I do not have two factor authentication turned on, either in browser or app, yet earlier today I was prompted for the verification code when logging into the app, though without incident. I have been a strong proponent of 2FA, but now I am given pause with all the issues I am reading about. I mainly use it for financial accounts.

 

[AmtrakBlue]

Has anyone tried contacting Amtrak via their Twitter or Facebook?

 

[alpha3]

I signed in today and got the immediate response that my password must be changed; nothing about 2Fa but when I changed it, I got the notice about the verification code. I did it, and it was fine. Many sites use this now, my credit union account uses 2Fa, you don't have a choice. I don't find it burdensome, just my .02 though.

 

[zephyr17]

I signed in today and got the immediate response that my password must be changed; nothing about 2Fa but when I changed it, I got the notice about the verification code. I did it, and it was fine. Many sites use this now, my credit union account uses 2Fa, you don't have a choice. I don't find it burdensome, just my .02 though.

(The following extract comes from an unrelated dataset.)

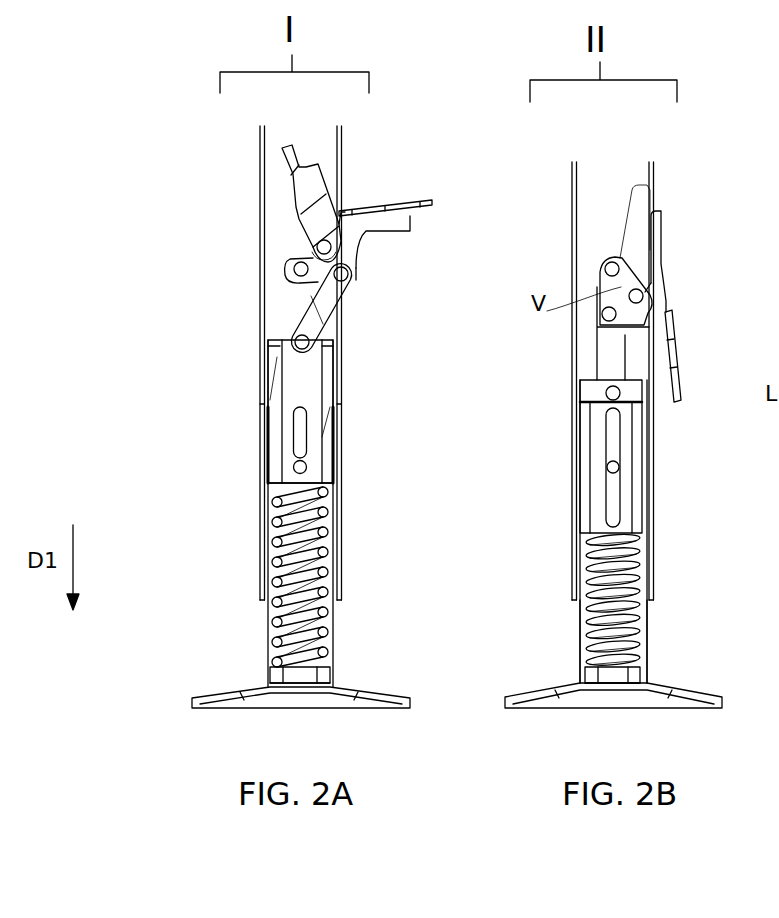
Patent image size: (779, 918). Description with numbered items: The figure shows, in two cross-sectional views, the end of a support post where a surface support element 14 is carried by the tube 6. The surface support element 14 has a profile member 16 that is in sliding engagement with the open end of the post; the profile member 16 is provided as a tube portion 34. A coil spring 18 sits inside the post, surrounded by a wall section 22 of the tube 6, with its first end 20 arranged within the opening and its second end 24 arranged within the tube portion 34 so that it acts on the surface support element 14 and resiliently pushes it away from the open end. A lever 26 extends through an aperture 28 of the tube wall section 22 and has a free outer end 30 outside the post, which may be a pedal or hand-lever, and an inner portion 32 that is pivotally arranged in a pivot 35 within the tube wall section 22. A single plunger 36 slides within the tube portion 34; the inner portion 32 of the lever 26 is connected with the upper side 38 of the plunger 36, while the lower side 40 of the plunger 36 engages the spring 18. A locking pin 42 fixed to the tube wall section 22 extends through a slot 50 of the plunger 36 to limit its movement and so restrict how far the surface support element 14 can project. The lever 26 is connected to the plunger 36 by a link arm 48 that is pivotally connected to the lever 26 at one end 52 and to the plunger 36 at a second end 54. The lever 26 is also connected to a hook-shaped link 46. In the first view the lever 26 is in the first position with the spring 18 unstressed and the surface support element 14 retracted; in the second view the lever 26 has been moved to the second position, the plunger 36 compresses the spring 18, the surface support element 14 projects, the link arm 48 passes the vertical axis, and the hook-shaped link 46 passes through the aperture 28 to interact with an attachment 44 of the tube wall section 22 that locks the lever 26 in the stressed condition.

I don't find it burdensome when implemented competently, as your credit union probably has and where I do banking has.

However, places where that have not done it competently, it ranges from being a PITA to preventing access to accounts entirely. A major issue where it isn't done well is the timely generation and transmission of verification codes and inflexibility of transmission of codes (email only? Seriously? Email is ridden with flaws).

Having had some bad experiences, I stopped using 2FA except for financial and health care. Not only is that where it really matters, those organizations pretty much have to have their act together when it comes to 2FA and it usually is implemented well.

As far as Amtrak IT, well, to mix metaphors, Amtrak IT is a clown car being driven off a cliff. No way I'd do 2FA voluntarily with my Amtrak/AGR accounts. I am just afraid that some poorly implemented change will accidentally force it, as had happened to some here.